Partimos del centro. Sorteamos Segovia y Ávila, donde comienzan a surgir blancos tan interesantes como los de Daniel Landi o el verdejo Ossian. Adentrarse en la provincia de Valladolid supone adentrarse en Rueda, la tierra de la verdejo; la denominación de origen con la mayor cuota de mercado de los blancos que se consumen en España, el 36%, seguido por Rías Baixas, con menos de un 12%, y el Penedés y La Rioja, con un 8% respectivamente. Cuando se constituyó esta denominación, en 1980, disponía de 250 hectáreas de viñedo. Hoy cuenta con 4.000. Hasta entonces, el verdejo se arrancaba. Hoy se venera. Su éxito comercial ha sido innegable. Sobre la excelencia de sus 60 millones de botellas habría mucho que hablar. Es la vieja fábula del vino español: del éxito a la superproducción y de ahí a la pérdida de calidad.

El terreno es polvoriento bajo un sol de justicia. Nuestra cita es en La Seca. En la finca de Didier Belondrade, un francés que llegó aquí en 1994 y cometió la locura de comprar viña, recuperar el mejor verdejo y envejecer ese vino en barrica. Lo llamó Belondrade y Lurton. Se convirtió en el más caro. Abrió un camino. Un rueda podía ser grande. Hoy sienta a su mesa a Luis Hurtado de Amézaga, Ángel Rodríguez Vidal y Ángel Calleja. Componen el completo retrato de los blancos de Rueda. El primero de ellos es la enésima generación de hurtados al frente de Marqués de Riscal; una marca mítica riojana que aterrizó en Rueda a mediados de los setenta para hacer blancos.

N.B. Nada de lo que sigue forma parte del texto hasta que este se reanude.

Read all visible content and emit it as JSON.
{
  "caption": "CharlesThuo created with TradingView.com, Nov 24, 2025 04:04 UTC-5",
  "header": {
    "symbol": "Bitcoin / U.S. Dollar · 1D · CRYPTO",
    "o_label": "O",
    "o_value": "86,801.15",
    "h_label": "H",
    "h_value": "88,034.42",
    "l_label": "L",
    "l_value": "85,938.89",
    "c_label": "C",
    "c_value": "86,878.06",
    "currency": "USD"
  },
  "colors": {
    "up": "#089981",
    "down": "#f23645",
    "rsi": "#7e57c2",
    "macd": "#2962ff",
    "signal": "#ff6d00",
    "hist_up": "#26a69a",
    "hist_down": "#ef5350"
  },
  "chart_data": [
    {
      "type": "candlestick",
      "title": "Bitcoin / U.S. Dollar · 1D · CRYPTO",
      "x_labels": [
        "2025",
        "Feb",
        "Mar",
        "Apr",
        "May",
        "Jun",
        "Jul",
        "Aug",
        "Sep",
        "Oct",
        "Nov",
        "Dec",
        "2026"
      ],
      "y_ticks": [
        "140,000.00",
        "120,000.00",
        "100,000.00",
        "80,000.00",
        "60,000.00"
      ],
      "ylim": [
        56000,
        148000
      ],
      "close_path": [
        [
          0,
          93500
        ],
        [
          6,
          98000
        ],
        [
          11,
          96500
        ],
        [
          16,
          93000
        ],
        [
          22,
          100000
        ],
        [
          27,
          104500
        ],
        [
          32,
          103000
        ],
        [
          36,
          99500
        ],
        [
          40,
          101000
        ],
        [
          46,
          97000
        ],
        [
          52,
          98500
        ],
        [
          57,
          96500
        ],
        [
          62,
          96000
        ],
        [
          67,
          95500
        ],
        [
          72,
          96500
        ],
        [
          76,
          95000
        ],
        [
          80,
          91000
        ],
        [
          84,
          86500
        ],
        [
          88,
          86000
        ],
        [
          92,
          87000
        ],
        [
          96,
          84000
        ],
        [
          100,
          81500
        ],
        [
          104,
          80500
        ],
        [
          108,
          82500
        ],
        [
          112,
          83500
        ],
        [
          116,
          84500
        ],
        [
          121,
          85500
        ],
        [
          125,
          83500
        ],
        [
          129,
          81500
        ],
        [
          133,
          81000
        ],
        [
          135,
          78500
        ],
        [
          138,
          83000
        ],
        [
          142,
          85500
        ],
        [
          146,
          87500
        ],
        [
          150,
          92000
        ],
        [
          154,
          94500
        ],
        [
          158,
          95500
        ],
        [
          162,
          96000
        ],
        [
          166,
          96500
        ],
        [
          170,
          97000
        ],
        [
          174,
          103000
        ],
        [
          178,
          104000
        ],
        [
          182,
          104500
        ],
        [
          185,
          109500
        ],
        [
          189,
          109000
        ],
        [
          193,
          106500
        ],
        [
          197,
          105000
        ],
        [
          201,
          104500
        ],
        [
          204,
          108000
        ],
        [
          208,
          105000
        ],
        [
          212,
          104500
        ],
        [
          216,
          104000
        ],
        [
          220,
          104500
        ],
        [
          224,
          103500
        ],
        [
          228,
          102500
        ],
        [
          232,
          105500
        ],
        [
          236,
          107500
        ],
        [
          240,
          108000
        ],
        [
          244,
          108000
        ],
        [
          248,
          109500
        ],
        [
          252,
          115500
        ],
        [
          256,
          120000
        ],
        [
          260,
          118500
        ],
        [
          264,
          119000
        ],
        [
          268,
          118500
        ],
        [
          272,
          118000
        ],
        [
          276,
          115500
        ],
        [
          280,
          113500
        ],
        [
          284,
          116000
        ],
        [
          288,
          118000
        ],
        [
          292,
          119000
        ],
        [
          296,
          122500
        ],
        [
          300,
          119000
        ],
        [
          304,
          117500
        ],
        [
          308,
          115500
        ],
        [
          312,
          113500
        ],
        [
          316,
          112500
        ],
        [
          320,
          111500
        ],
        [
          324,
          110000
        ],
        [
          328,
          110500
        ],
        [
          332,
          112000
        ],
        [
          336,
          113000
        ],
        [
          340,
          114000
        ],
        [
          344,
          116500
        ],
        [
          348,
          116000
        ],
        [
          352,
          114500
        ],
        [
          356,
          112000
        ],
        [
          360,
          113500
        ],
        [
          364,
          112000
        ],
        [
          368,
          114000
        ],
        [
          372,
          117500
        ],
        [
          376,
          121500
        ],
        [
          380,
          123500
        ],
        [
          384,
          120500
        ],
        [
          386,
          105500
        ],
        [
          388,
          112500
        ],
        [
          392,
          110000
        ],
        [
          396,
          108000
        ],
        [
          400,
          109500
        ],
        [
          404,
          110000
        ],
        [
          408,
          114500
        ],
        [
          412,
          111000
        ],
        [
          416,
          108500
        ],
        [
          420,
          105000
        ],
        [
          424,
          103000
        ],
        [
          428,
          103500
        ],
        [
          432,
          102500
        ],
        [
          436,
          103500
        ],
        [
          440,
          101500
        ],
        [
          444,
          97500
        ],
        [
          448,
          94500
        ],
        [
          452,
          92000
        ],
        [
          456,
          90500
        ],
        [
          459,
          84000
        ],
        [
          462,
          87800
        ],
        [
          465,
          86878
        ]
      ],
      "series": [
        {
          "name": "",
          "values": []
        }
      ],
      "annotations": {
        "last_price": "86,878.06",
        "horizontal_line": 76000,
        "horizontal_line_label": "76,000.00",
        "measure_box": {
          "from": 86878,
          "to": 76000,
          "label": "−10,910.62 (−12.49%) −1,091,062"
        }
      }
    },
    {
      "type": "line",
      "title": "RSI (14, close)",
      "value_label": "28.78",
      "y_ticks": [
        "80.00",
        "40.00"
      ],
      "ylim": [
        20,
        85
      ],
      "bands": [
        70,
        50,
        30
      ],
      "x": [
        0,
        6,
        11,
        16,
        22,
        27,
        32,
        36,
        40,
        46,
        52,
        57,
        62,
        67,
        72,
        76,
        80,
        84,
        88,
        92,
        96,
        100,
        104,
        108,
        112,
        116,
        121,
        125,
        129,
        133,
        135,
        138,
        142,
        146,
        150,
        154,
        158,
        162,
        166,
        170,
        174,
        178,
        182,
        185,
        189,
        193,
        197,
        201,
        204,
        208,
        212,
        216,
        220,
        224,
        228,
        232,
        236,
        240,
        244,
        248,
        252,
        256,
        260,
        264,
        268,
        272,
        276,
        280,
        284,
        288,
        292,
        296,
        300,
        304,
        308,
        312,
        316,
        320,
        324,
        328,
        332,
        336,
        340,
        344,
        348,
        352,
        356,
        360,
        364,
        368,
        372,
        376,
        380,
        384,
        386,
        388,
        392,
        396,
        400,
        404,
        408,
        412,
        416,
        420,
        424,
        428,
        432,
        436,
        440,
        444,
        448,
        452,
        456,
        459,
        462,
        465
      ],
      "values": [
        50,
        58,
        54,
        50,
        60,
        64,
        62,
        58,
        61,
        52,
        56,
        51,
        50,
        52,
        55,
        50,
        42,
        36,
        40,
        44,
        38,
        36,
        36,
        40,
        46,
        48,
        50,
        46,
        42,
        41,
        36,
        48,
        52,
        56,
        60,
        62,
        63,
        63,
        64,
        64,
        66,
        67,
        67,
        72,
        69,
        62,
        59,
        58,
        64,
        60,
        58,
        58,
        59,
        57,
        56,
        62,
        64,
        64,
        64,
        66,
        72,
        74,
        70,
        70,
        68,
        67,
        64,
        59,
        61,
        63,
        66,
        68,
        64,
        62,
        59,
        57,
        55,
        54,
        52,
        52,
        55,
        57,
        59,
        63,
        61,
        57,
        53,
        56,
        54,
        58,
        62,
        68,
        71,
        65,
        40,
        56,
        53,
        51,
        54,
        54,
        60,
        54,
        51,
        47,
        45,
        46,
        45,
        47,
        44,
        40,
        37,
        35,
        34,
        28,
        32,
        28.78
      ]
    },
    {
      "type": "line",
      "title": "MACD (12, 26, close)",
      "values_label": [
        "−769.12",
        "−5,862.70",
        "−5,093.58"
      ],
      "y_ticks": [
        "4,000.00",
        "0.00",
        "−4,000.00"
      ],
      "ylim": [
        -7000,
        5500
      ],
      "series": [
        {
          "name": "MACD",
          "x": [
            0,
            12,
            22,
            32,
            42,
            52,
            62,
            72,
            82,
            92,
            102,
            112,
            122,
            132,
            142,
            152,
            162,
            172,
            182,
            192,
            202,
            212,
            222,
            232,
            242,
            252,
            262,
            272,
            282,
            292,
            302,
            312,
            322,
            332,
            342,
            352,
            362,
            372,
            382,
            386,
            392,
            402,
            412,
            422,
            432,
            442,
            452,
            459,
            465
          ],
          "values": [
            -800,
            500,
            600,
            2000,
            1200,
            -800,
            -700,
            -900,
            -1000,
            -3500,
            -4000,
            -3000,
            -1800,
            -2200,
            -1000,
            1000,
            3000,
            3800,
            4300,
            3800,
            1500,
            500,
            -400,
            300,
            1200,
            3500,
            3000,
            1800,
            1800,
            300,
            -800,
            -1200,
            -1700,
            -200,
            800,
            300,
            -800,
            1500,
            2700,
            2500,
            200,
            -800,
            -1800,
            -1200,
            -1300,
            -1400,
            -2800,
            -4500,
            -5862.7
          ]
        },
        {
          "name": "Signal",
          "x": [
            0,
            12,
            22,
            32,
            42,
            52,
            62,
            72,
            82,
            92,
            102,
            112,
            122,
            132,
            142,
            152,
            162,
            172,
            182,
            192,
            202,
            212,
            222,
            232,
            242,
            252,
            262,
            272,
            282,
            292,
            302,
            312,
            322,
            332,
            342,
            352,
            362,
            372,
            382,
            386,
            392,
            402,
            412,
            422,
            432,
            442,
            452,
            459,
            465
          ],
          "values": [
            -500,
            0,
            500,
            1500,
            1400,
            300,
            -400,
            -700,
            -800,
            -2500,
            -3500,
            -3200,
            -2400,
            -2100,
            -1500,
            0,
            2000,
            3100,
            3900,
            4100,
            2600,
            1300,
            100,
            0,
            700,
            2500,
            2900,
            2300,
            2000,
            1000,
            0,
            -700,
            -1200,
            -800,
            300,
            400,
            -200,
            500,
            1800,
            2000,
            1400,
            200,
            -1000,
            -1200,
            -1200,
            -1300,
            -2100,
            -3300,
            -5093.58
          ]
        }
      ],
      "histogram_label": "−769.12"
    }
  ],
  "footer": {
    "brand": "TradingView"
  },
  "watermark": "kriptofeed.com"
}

Y perdió dinero durante 15 años hasta que se pusieron de moda. En estos momentos produce 3,5 millones de botellas y comienza a apostar por blancos más sofisticados, como Viña Montico, con uva de una sola finca. El segundo, el octogenario Rodríguez Vidal, es la memoria del verdejo. Su familia vive del vino desde el XVIII. Hoy elabora 70.000 botellas inmaculadas de Martín Sancho que exporta en su totalidad. El tercero es el enólogo de la principal cooperativa de la denominación, que produce 17 millones de botellas. Reconoce que el futuro es hacer mejores productos, más personales y menos industriales; menos exóticos y perfumados. La conclusión de los cuatro es que hay que limitar los rendimientos; no plantar viña donde nunca existió y, sobre todo, cuidar la fama del verdejo. “De lo contrario, nos vamos a comer la gallina de los huevos de oro”.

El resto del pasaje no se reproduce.